Real drivers of economic inequality are a lot more complex and commonplace. We shouldn’t be determining how much Curry or any athlete should make. A question only arises when public dollars are used to underwrite professional leagues in which billionaires are employing millionaires. According to Fox Sports, taxpayers have provided nearly half the funds – more than $7 billion – used by NFL teams the past two decades to build or renovate stadiums. At least some of that money might be used to bridge the income divide with investments in things such as better-funded schools and more re-entry programs.
The federal government has tried to provide the working poor with adequate, affordable housing but frequently runs into opposition from Americans in the middle- and upper-middle class who balk at such housing being built near their neighborhoods. That has led to a retrenchment of inequality-inducing segregation and makes it harder for the poorest to attend the best schools and live on the safest streets. The mortgage interest deduction does something similar by pushing home prices artificially high, shutting out those on the margins, even though most of the benefit goes to the top.
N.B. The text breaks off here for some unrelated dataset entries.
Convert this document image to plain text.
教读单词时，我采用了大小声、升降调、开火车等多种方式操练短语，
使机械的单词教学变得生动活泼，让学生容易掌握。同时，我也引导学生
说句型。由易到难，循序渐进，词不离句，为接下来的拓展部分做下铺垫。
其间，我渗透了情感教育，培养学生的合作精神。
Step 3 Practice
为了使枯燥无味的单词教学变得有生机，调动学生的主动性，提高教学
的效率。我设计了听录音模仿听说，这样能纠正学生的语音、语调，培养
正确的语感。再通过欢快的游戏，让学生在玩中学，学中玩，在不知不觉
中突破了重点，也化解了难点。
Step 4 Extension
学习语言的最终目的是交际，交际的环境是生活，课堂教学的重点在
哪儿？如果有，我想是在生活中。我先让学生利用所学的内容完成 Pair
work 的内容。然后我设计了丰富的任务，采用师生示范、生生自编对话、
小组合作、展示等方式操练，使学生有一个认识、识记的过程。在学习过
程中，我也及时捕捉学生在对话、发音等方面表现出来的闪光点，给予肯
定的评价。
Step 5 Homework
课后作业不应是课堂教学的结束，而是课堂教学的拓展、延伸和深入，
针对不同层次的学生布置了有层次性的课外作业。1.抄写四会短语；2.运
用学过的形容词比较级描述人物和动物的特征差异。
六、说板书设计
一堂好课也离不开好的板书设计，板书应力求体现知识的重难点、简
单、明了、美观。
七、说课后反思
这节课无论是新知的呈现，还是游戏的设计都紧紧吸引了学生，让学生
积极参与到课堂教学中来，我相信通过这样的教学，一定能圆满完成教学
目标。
Even the popular 529 college savings plan might contribute to the divide. Although surveys show that up to 70 percent of people participating in the plans make less than $150,000, about 90 percent of the benefits flows to the richest Americans. But when President Obama proposed swapping 529s out for tax credits that might be more evenly distributed, he relented in the face of backlash from progressives and conservatives of all income levels.
If we are really committed to solving inequality, we shouldn’t focus just on eye-popping NBA contracts or the minimum wage. We must be willing to scrutinize policies and practices that benefit the better-off while unintentionally hurting those less capable of fending for themselves.